How long the registration process will take, or where the “specially designated” sites will be, has yet to be decided, he says.
“We’re still discussing location, but what I do know is that there’ll be two centres, one in the north [of the mainland] and one in the south.”
Although Greece has seen a dramatic drop in arrivals since 2015, when it was at the centre of a refugee crisis – with more than 800,000 people crossing the Aegean Sea – its proximity to Turkey still makes it a popular route for those in Africa, Asia and the Middle East fleeing war, poverty and persecution.
“We set ourselves a goal to change what was happening at entry points,” he told the nation’s public broadcaster, ERT. “From open structures like Moria, which shamed the country, we can now talk about closed, controlled structures, which provide decent living conditions,” he said, referring to the notoriously squalid open-air camp on Lesbos that was gutted by fires last year.

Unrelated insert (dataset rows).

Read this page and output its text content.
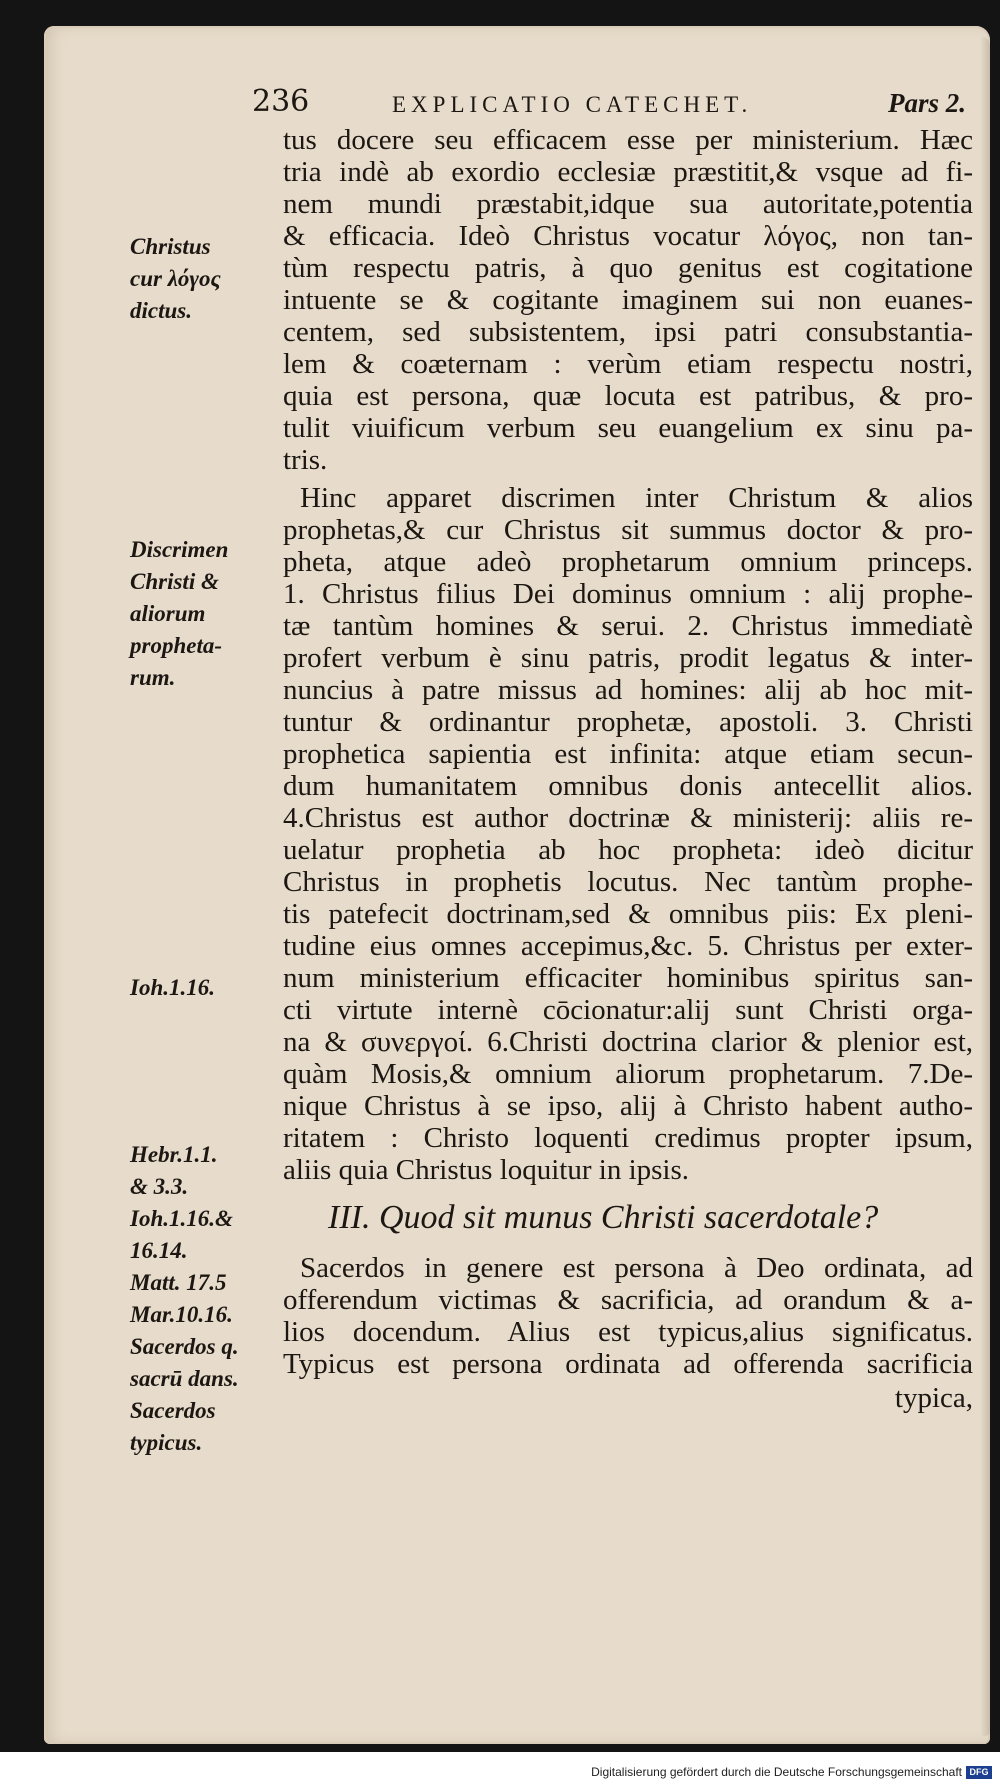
236	EXPLICATIO CATECHET.	Pars 2.
tus docere seu efficacem esse per ministerium. Hæc
tria indè ab exordio ecclesiæ præstitit,& vsque ad fi-
nem mundi præstabit,idque sua autoritate,potentia
& efficacia. Ideò Christus vocatur λόγος, non tan-
tùm respectu patris, à quo genitus est cogitatione
intuente se & cogitante imaginem sui non euanes-
centem, sed subsistentem, ipsi patri consubstantia-
lem & coæternam : verùm etiam respectu nostri,
quia est persona, quæ locuta est patribus, & pro-
tulit viuificum verbum seu euangelium ex sinu pa-
tris.
Hinc apparet discrimen inter Christum & alios
prophetas,& cur Christus sit summus doctor & pro-
pheta, atque adeò prophetarum omnium princeps.
1. Christus filius Dei dominus omnium : alij prophe-
tæ tantùm homines & serui. 2. Christus immediatè
profert verbum è sinu patris, prodit legatus & inter-
nuncius à patre missus ad homines: alij ab hoc mit-
tuntur & ordinantur prophetæ, apostoli. 3. Christi
prophetica sapientia est infinita: atque etiam secun-
dum humanitatem omnibus donis antecellit alios.
4.Christus est author doctrinæ & ministerij: aliis re-
uelatur prophetia ab hoc propheta: ideò dicitur
Christus in prophetis locutus. Nec tantùm prophe-
tis patefecit doctrinam,sed & omnibus piis: Ex pleni-
tudine eius omnes accepimus,&c. 5. Christus per exter-
num ministerium efficaciter hominibus spiritus san-
cti virtute internè cōcionatur:alij sunt Christi orga-
na & συνεργοί. 6.Christi doctrina clarior & plenior est,
quàm Mosis,& omnium aliorum prophetarum. 7.De-
nique Christus à se ipso, alij à Christo habent autho-
ritatem : Christo loquenti credimus propter ipsum,
aliis quia Christus loquitur in ipsis.
III. Quod sit munus Christi sacerdotale?
Sacerdos in genere est persona à Deo ordinata, ad
offerendum victimas & sacrificia, ad orandum & a-
lios docendum. Alius est typicus,alius significatus.
Typicus est persona ordinata ad offerenda sacrificia
typica,
Christus
cur λόγος
dictus.
Discrimen
Christi &
aliorum
propheta-
rum.
Ioh.1.16.
Hebr.1.1.
& 3.3.
Ioh.1.16.&
16.14.
Matt. 17.5
Mar.10.16.
Sacerdos q.
sacrū dans.
Sacerdos
typicus.
Digitalisierung gefördert durch die Deutsche Forschungsgemeinschaft DFG
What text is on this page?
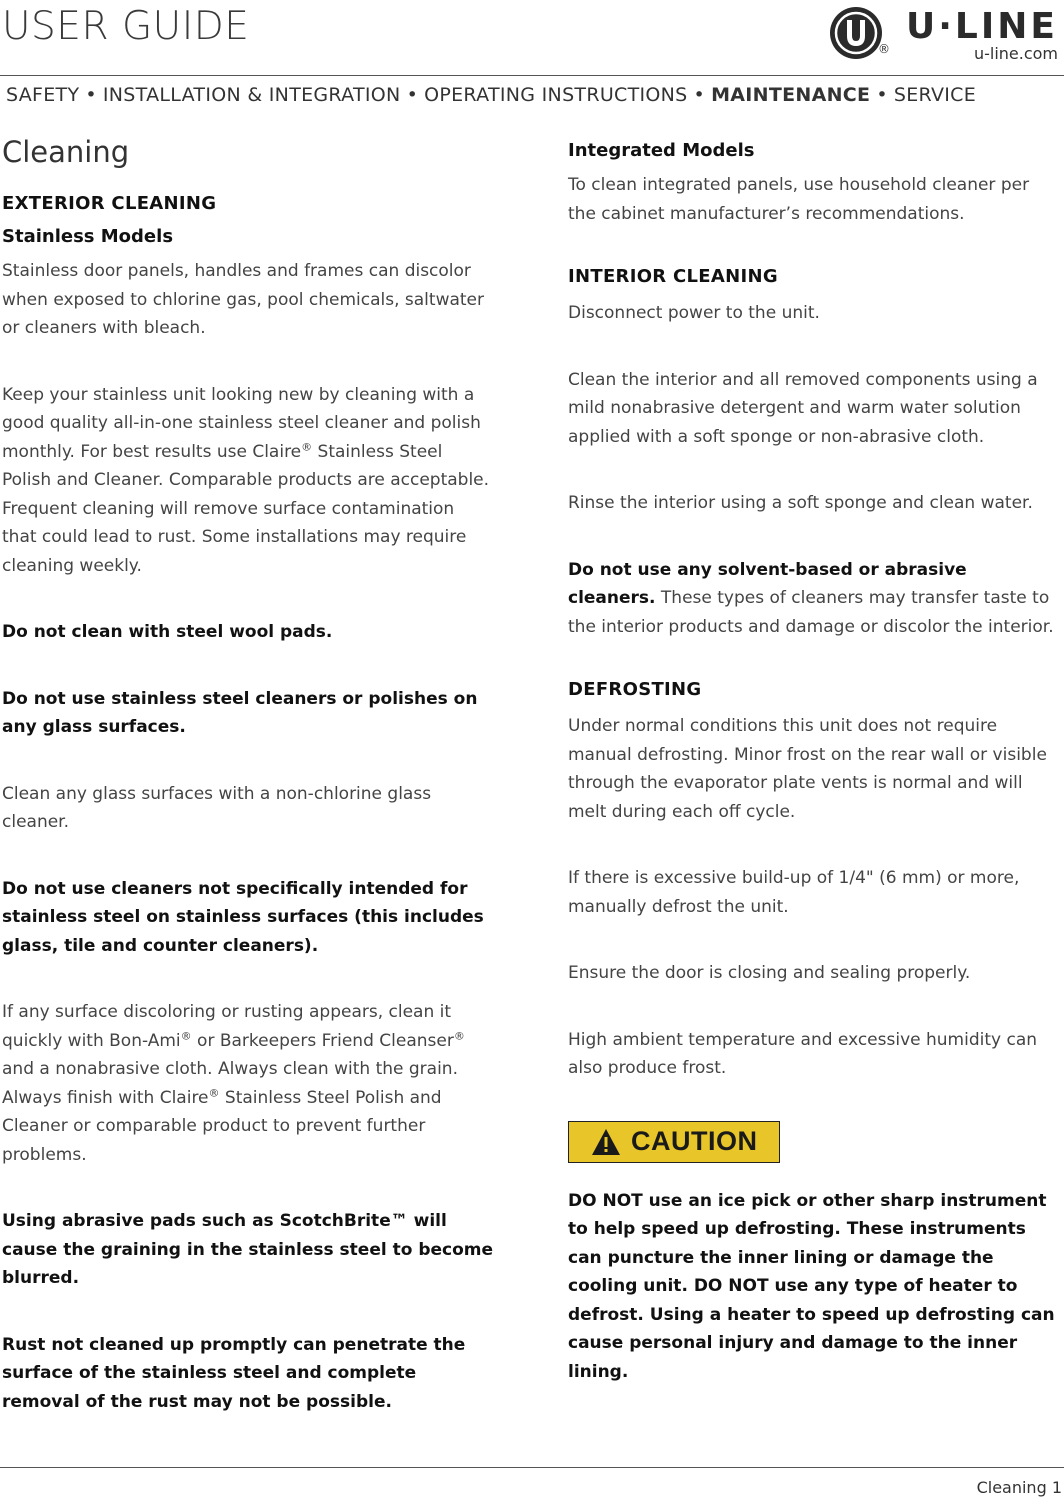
USER GUIDE	®
U·LINE
u-line.com
SAFETY • INSTALLATION & INTEGRATION • OPERATING INSTRUCTIONS • MAINTENANCE • SERVICE
Cleaning
EXTERIOR CLEANING
Stainless Models

Stainless door panels, handles and frames can discolor when exposed to chlorine gas, pool chemicals, saltwater or cleaners with bleach.

Keep your stainless unit looking new by cleaning with a good quality all-in-one stainless steel cleaner and polish monthly. For best results use Claire® Stainless Steel Polish and Cleaner. Comparable products are acceptable. Frequent cleaning will remove surface contamination that could lead to rust. Some installations may require cleaning weekly.

Do not clean with steel wool pads.

Do not use stainless steel cleaners or polishes on any glass surfaces.

Clean any glass surfaces with a non-chlorine glass cleaner.

Do not use cleaners not specifically intended for stainless steel on stainless surfaces (this includes glass, tile and counter cleaners).

If any surface discoloring or rusting appears, clean it quickly with Bon-Ami® or Barkeepers Friend Cleanser® and a nonabrasive cloth. Always clean with the grain. Always finish with Claire® Stainless Steel Polish and Cleaner or comparable product to prevent further problems.

Using abrasive pads such as ScotchBrite™ will cause the graining in the stainless steel to become blurred.

Rust not cleaned up promptly can penetrate the surface of the stainless steel and complete removal of the rust may not be possible.

Integrated Models

To clean integrated panels, use household cleaner per the cabinet manufacturer’s recommendations.

INTERIOR CLEANING

Disconnect power to the unit.

Clean the interior and all removed components using a mild nonabrasive detergent and warm water solution applied with a soft sponge or non-abrasive cloth.

Rinse the interior using a soft sponge and clean water.

Do not use any solvent-based or abrasive cleaners. These types of cleaners may transfer taste to the interior products and damage or discolor the interior.

DEFROSTING

Under normal conditions this unit does not require manual defrosting. Minor frost on the rear wall or visible through the evaporator plate vents is normal and will melt during each off cycle.

If there is excessive build-up of 1/4" (6 mm) or more, manually defrost the unit.

Ensure the door is closing and sealing properly.

High ambient temperature and excessive humidity can also produce frost.

CAUTION

DO NOT use an ice pick or other sharp instrument to help speed up defrosting. These instruments can puncture the inner lining or damage the cooling unit. DO NOT use any type of heater to defrost. Using a heater to speed up defrosting can cause personal injury and damage to the inner lining.

Cleaning 1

On the back of such rhetoric, and with Europe hardening its stance towards refugees, aid workers worry that the abrupt policy change is aimed more at “controlling and containing” asylum seekers than making their lives easier.
Corinne Linnecar, advocacy manager at Mobile Info Team, a Greece-based charity that has long assisted people with asylum requests, describes the measure as chaotic and ill-defined. “Delays in entering the asylum system were not due to people trying to evade the authorities but instead were a consequence of an inefficient system,” she says. “This policy change will only see more delays.”
Under a lottery-like procedure first enforced eight years ago, those who arrive via the mainland, as well as Crete and Rhodes, have been required to use Skype to inform the Greek asylum service of their wish to apply for international protection. The pre-registration system, which does not apply to Lesbos and other frontline Aegean isles, was a necessary first step before applicants received an appointment to register their claim in person.
But as Karam and thousands of others have discovered, the system, which offers 210 slots in 17 languages a week, was often a huge impediment to requests being made.
A recent study by Mobile Info Team found, on average, people had still not reached an asylum officer through the app after 14 months. Without registration, asylum seekers remain invisible, unable to access healthcare and legal protections, with many attempting to move on in frustration, continuing their journeys into central Europe through the Balkans.
“The Skype procedure as it stood was inhumane, forcing people to remain undocumented and destitute for many months and often years,” says Linnecar.